I remember encountering a classic case of this when I was a civil servant at the Home Office. A young adolescent had finally been excluded from his school after recurrent violent attacks on fellow pupils and teachers. He had just been thrown out of home by his parents after beating up his mother, smashing down his parents locked bedroom door, stealing car-keys and writing off parental car. He had therefore been taken into care. In consequence he had become a priority case to get back into school, and therefore, top of his new social workers “to-do” list was to support him in an appeal against his school exclusion and get him back into his old school. Nowhere on their tick-box list was there anything about helping him with behavioural change or any thought to the educational, psychological and physical consequences for other children at his school that would follow from getting him back without at the same time persuading him to desist from the violence that had prompted his original exclusion. The kids at this school were from a part of south-east England with one of the highest levels of deprivation in the country. To these social workers their life-chances did not seem to matter. All that mattered was winning this appeal and ticking the box. For a Labour government it must matter and if it does not the parents of the other children at that school and others like them will ultimately desert a party they will feel is no longer “batting for their people,” despite all the real new investment in public services that Labour has brought. And it is the same for Labour voters who welcome the refurbishment of their council estates but whose lives are still blighted by anti-social families who council officials are reluctant to tackle (though ASBOs have helped), and patients, doctors, nurses and paramedics who welcome the new hospitals but wonder why they have to endure abuse and violence from some patients – some of whom are under the severe influence of hard drugs and alcohol – with precious little sanction – the paperwork, bureaucracy, panel meetings and appeals processes necessary to “section” someone is such a nightmare that many psychiatrists are simply unable to use this procedure in the way they would consider appropriate.

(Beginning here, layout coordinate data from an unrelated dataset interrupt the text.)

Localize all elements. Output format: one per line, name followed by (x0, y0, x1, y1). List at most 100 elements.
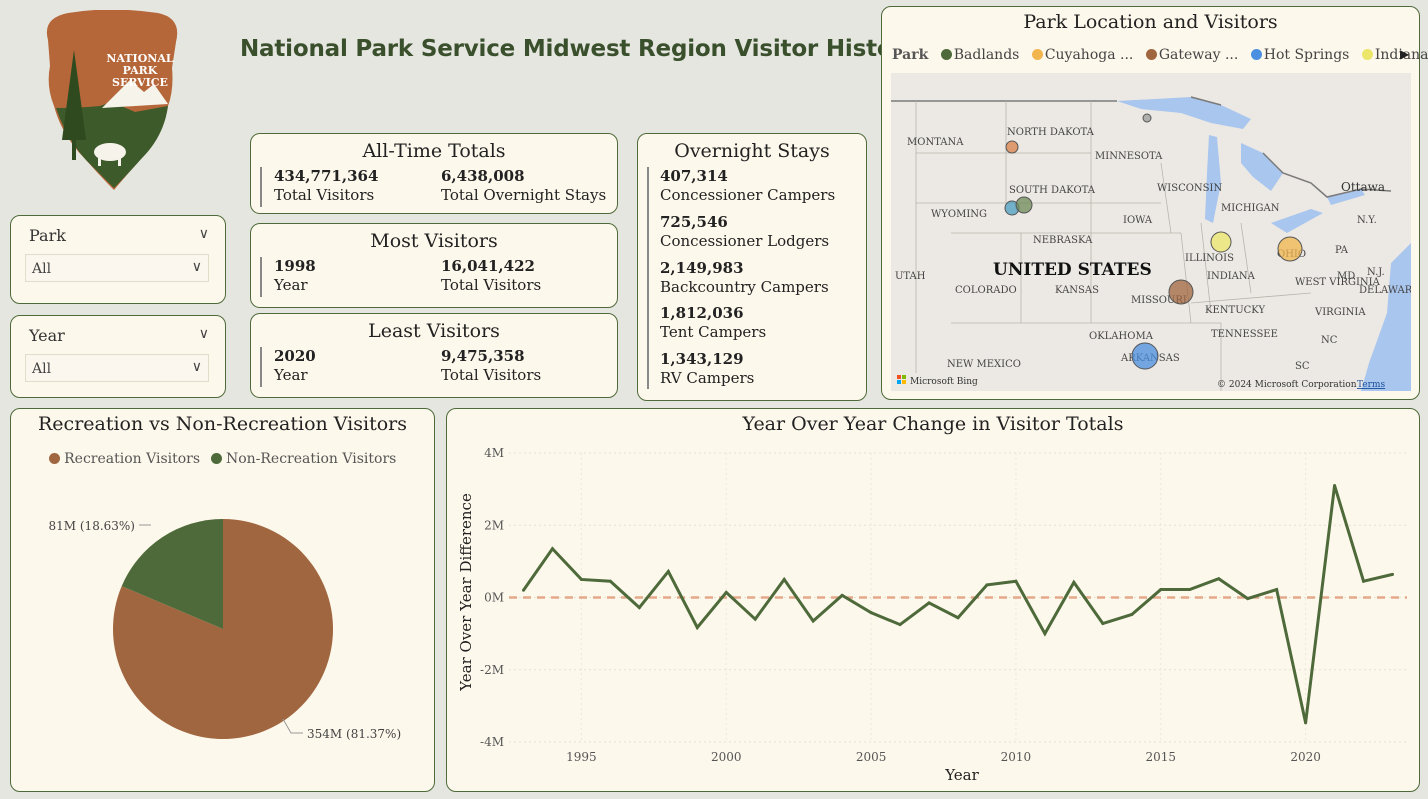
pie-legend-non-recreation[interactable]: Non-Recreation Visitors (205, 451, 396, 467)
park-bubble-badlands[interactable] (1015, 196, 1033, 214)
pie-leader-line (282, 718, 303, 734)
data-point[interactable] (1362, 579, 1366, 583)
lake-huron (1241, 143, 1283, 191)
legend-dot-icon (940, 49, 952, 60)
data-point[interactable] (521, 588, 525, 592)
park-bubble-cuyahoga[interactable] (1277, 236, 1303, 262)
legend-item-badlands[interactable]: Badlands (933, 47, 1019, 63)
park-slicer[interactable]: Park ∨ All ∨ (10, 215, 226, 304)
legend-next-arrow-icon[interactable]: ▶ (1400, 47, 1410, 61)
pie-legend-recreation[interactable]: Recreation Visitors (48, 451, 200, 467)
map-attribution: © 2024 Microsoft Corporation (1217, 380, 1357, 390)
data-point[interactable] (1246, 597, 1250, 601)
map-label-michigan: MICHIGAN (1221, 203, 1280, 214)
kpi-divider (260, 257, 262, 297)
data-point[interactable] (666, 569, 670, 573)
legend-item-gateway[interactable]: Gateway ... (1138, 47, 1238, 63)
all-time-title: All-Time Totals (362, 140, 506, 162)
data-point[interactable] (753, 617, 757, 621)
legend-dot-icon (210, 453, 222, 464)
year-dropdown[interactable]: All ∨ (25, 354, 209, 382)
data-point[interactable] (1014, 579, 1018, 583)
data-point[interactable] (1333, 484, 1337, 488)
data-point[interactable] (608, 579, 612, 583)
data-point[interactable] (1101, 622, 1105, 626)
legend-item-indiana[interactable]: Indiana D... (1354, 47, 1428, 63)
pie-chart[interactable]: 81M (18.63%) 354M (81.37%) (11, 489, 435, 789)
data-point[interactable] (811, 619, 815, 623)
map-label-kansas: KANSAS (1055, 285, 1099, 296)
chevron-up-icon[interactable]: ∨ (198, 326, 209, 342)
x-tick-label: 2010 (1001, 750, 1032, 764)
year-slicer[interactable]: Year ∨ All ∨ (10, 315, 226, 398)
line-chart[interactable]: 4M 2M 0M -2M -4M 1995 2000 2005 2010 2015 2020 Yea… (447, 409, 1419, 791)
data-point[interactable] (724, 590, 728, 594)
pie-legend: Recreation Visitors Non-Recreation Visit… (11, 451, 434, 467)
least-year-value: 2020 (274, 347, 316, 365)
pie-slice-recreation[interactable] (113, 519, 334, 739)
data-point[interactable] (637, 606, 641, 610)
data-point[interactable] (869, 611, 873, 615)
legend-item-cuyahoga[interactable]: Cuyahoga ... (1024, 47, 1133, 63)
data-point[interactable] (1275, 588, 1279, 592)
park-dropdown[interactable]: All ∨ (25, 254, 209, 282)
lake-ontario (1327, 189, 1365, 205)
data-point[interactable] (1072, 580, 1076, 584)
bing-logo: Microsoft Bing (910, 377, 978, 387)
data-point[interactable] (782, 577, 786, 581)
map-label-new-mexico: NEW MEXICO (947, 359, 1021, 370)
page-title: National Park Service Midwest Region Vis… (240, 36, 919, 62)
concessioner-lodgers-label: Concessioner Lodgers (660, 232, 830, 250)
chevron-down-icon: ∨ (191, 359, 202, 375)
map-label-nc: NC (1321, 335, 1338, 346)
park-slicer-label: Park (29, 226, 66, 245)
data-point[interactable] (840, 593, 844, 597)
data-point[interactable] (1130, 612, 1134, 616)
data-point[interactable] (956, 616, 960, 620)
data-point[interactable] (1391, 572, 1395, 576)
lake-erie (1271, 209, 1323, 233)
chevron-up-icon[interactable]: ∨ (198, 226, 209, 242)
x-tick-label: 2015 (1146, 750, 1177, 764)
map-card: Park Location and Visitors Park Badlands… (881, 6, 1428, 400)
least-visitors-label: Total Visitors (441, 366, 542, 384)
most-year-label: Year (274, 276, 308, 294)
map-label-montana: MONTANA (907, 137, 964, 148)
total-overnight-label: Total Overnight Stays (441, 186, 607, 204)
park-bubble-indiana-dunes[interactable] (1210, 231, 1232, 253)
data-point[interactable] (1304, 721, 1308, 725)
x-tick-label: 1995 (566, 750, 597, 764)
park-dropdown-value: All (32, 261, 52, 277)
map-label-tennessee: TENNESSEE (1211, 329, 1278, 340)
data-point[interactable] (985, 583, 989, 587)
x-axis-label: Year (944, 766, 979, 784)
map-label-country: UNITED STATES (993, 260, 1152, 280)
data-point[interactable] (1159, 588, 1163, 592)
park-bubble-gateway[interactable] (1168, 279, 1194, 305)
logo-text-3: SERVICE (112, 76, 168, 89)
map-label-minnesota: MINNESOTA (1095, 151, 1163, 162)
map-label-north-dakota: NORTH DAKOTA (1007, 127, 1095, 138)
map-label-south-dakota: SOUTH DAKOTA (1009, 185, 1096, 196)
data-point[interactable] (579, 577, 583, 581)
park-bubble-voyageurs[interactable] (1142, 113, 1152, 123)
data-point[interactable] (695, 625, 699, 629)
map-label-delaware: DELAWARE (1359, 285, 1411, 296)
park-bubble-dakota[interactable] (1005, 140, 1019, 154)
map-canvas[interactable]: MONTANA NORTH DAKOTA MINNESOTA SOUTH DAK… (891, 73, 1411, 391)
legend-item-hot-springs[interactable]: Hot Springs (1243, 47, 1349, 63)
data-point[interactable] (550, 547, 554, 551)
data-point[interactable] (898, 623, 902, 627)
pie-slice-non-recreation[interactable] (121, 519, 223, 629)
y-tick-label: 2M (484, 518, 504, 532)
park-bubble-hot-springs[interactable] (1131, 342, 1159, 370)
data-point[interactable] (1217, 577, 1221, 581)
tent-campers-value: 1,812,036 (660, 304, 744, 322)
visitor-change-series[interactable] (522, 485, 1393, 724)
map-label-kentucky: KENTUCKY (1205, 305, 1265, 316)
data-point[interactable] (1188, 588, 1192, 592)
least-visitors-title: Least Visitors (368, 320, 500, 342)
data-point[interactable] (1043, 632, 1047, 636)
map-terms-link[interactable]: Terms (1357, 380, 1385, 390)
data-point[interactable] (927, 601, 931, 605)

Thus ministers are considering how to make the implicit social contract explicit. Were they not to do so the way would be open to David Cameron’s continuing challenge to the welfare state – his idea that it can be supplanted by the voluntary sector. As Ed Miliband reminded us at the Progress seminar last week, the voluntary sector – Morrison’s “charity state” – has a vital role to play but it cannot do everything. It was the inability of “the community” as a voluntary body to provide the support necessary to avoid the horrific conditions so vividly portrayed by Dickens in the 19th Century and Orwell in the 1920s and 30s that required the welfare state to be brought into being. That is why there is a gaping intellectual hole at the heart of David Cameron’s rhetoric around reliance on voluntary provision. But the existence of that hole does not make his rhetoric any the less seductive to many voters and to avoid a Cameron government putting Britain in aforesaid hole New Labour must ensure that the welfare state and public service provision resonates with the many and not just the few.